Ventricular septal defects are not life-threatening conditions. These defects can close on their own. Sometimes these defects can cause symptoms of congestive heart failure. This can be treated by surgery. Ventricular septal defects are rare but can be present congenitally like other heart defects.
On auscultation grade 1 to 2/6 short systolic murmurs are heard. Grade 3 to 4/6 holosystolic murmurs are also heard at the lower left border of the sternum.
Tetralogy of Fallot
It is a special kind of disorder in which there is a combination of four different heart defect types. Following are the four congenital defects that contribute to tetralogy of Fallot:
- Ventricular septal defect
- Pulmonary valve stenosis
- A misplaced aorta
- A thickened right ventricular wall
Mostly there is no genetic predisposition related to tetralogy of Fallot. This occurs during the developmental stages of an individual when the heart is growing. Maternal malnutrition increases the risk of tetralogy of Fallot. The treatment options include surgery (intracardiac repair). It can be fatal if left untreated. On auscultation, usually, a loud systolic ejection murmur is observed.

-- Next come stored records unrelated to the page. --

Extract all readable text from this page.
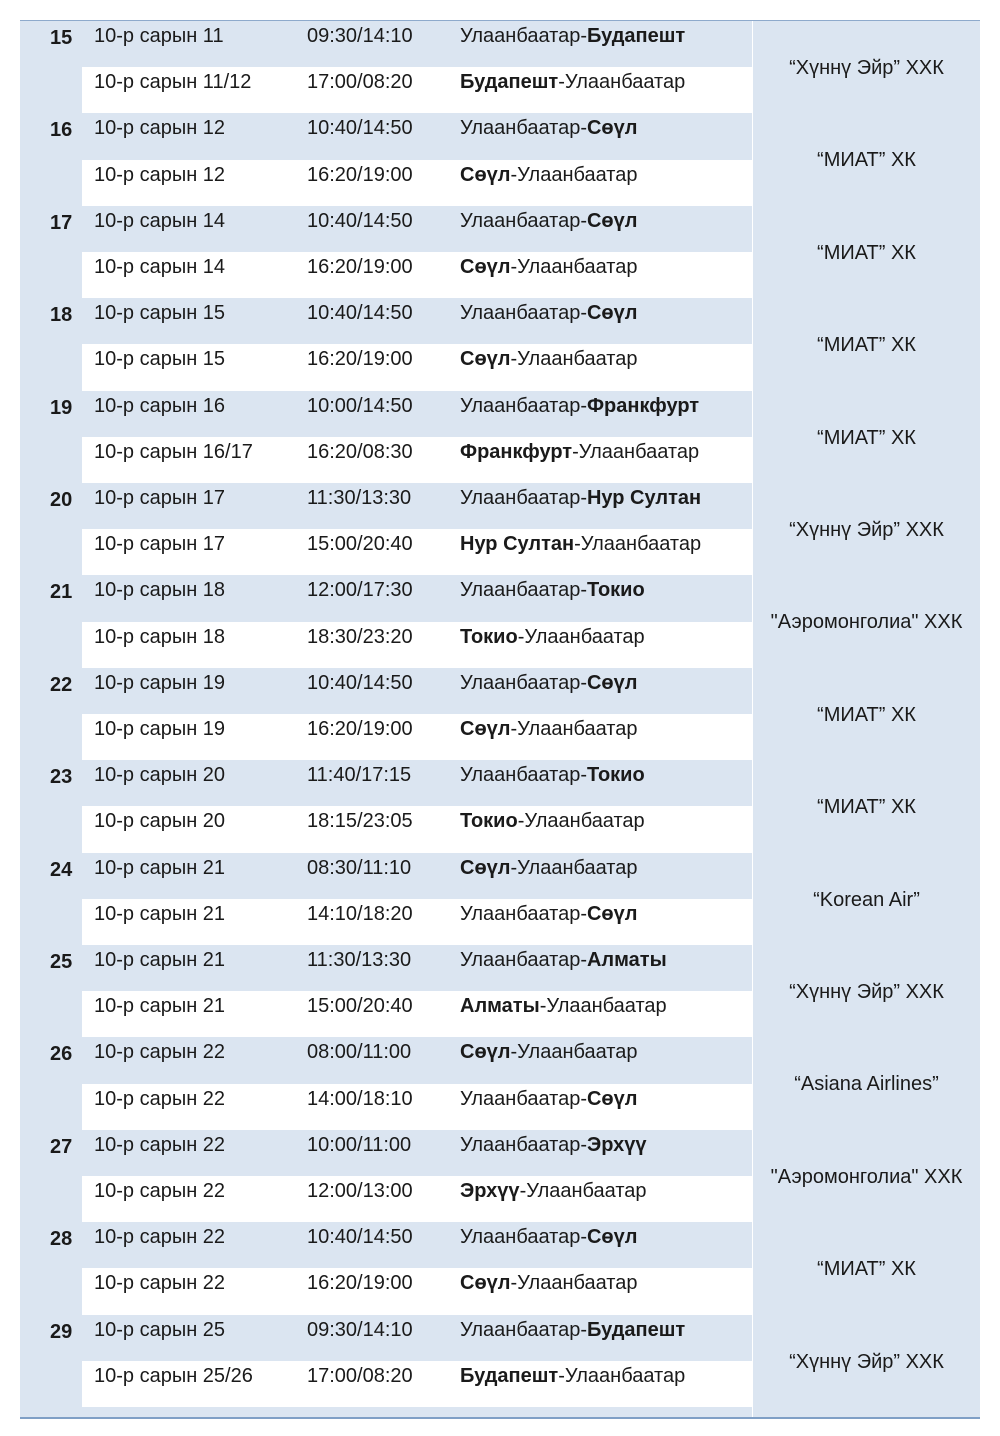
15 10-р сарын 11	09:30/14:10 Улаанбаатар-Будапешт
10-р сарын 11/12	17:00/08:20 Будапешт-Улаанбаатар
“Хүннү Эйр” ХХК
16 10-р сарын 12	10:40/14:50 Улаанбаатар-Сөүл
10-р сарын 12	16:20/19:00 Сөүл-Улаанбаатар
“МИАТ” ХК
17 10-р сарын 14	10:40/14:50 Улаанбаатар-Сөүл
10-р сарын 14	16:20/19:00 Сөүл-Улаанбаатар
“МИАТ” ХК
18 10-р сарын 15	10:40/14:50 Улаанбаатар-Сөүл
10-р сарын 15	16:20/19:00 Сөүл-Улаанбаатар
“МИАТ” ХК
19 10-р сарын 16	10:00/14:50 Улаанбаатар-Франкфурт
10-р сарын 16/17	16:20/08:30 Франкфурт-Улаанбаатар
“МИАТ” ХК
20 10-р сарын 17	11:30/13:30 Улаанбаатар-Нур Султан
10-р сарын 17	15:00/20:40 Нур Султан-Улаанбаатар
“Хүннү Эйр” ХХК
21 10-р сарын 18	12:00/17:30 Улаанбаатар-Токио
10-р сарын 18	18:30/23:20 Токио-Улаанбаатар
"Аэромонголиа" ХХК
22 10-р сарын 19	10:40/14:50 Улаанбаатар-Сөүл
10-р сарын 19	16:20/19:00 Сөүл-Улаанбаатар
“МИАТ” ХК
23 10-р сарын 20	11:40/17:15 Улаанбаатар-Токио
10-р сарын 20	18:15/23:05 Токио-Улаанбаатар
“МИАТ” ХК
24 10-р сарын 21	08:30/11:10 Сөүл-Улаанбаатар
10-р сарын 21	14:10/18:20 Улаанбаатар-Сөүл
“Korean Air”
25 10-р сарын 21	11:30/13:30 Улаанбаатар-Алматы
10-р сарын 21	15:00/20:40 Алматы-Улаанбаатар
“Хүннү Эйр” ХХК
26 10-р сарын 22	08:00/11:00 Сөүл-Улаанбаатар
10-р сарын 22	14:00/18:10 Улаанбаатар-Сөүл
“Asiana Airlines”
27 10-р сарын 22	10:00/11:00 Улаанбаатар-Эрхүү
10-р сарын 22	12:00/13:00 Эрхүү-Улаанбаатар
"Аэромонголиа" ХХК
28 10-р сарын 22	10:40/14:50 Улаанбаатар-Сөүл
10-р сарын 22	16:20/19:00 Сөүл-Улаанбаатар
“МИАТ” ХК
29 10-р сарын 25	09:30/14:10 Улаанбаатар-Будапешт
10-р сарын 25/26	17:00/08:20 Будапешт-Улаанбаатар
“Хүннү Эйр” ХХК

Ebstein’s anomaly occurs due to the malformations of the right atrium and right ventricle. It disturbs the functions of these valves. This leads to the backflow of blood into the right atrium through the valve.
It is a congenital heart defect. The efficacy of the heart is decreased. Heart enlargement and MI can lead to Ebstein’s anomaly. Its symptoms include difficulty in breathing, tiredness, abnormal heart rhythms, snd cyanosis. Some significant complications like stroke, cardiac arrest, and MI may be encountered.
On auscultation, the first heart sound is widely split with a high-pitched tricuspid component. This occurs due to a delay in the closure of the elongated anterior tricuspid leaflet. The mitral feature may be low or absent in the presence of prolonged PR interval.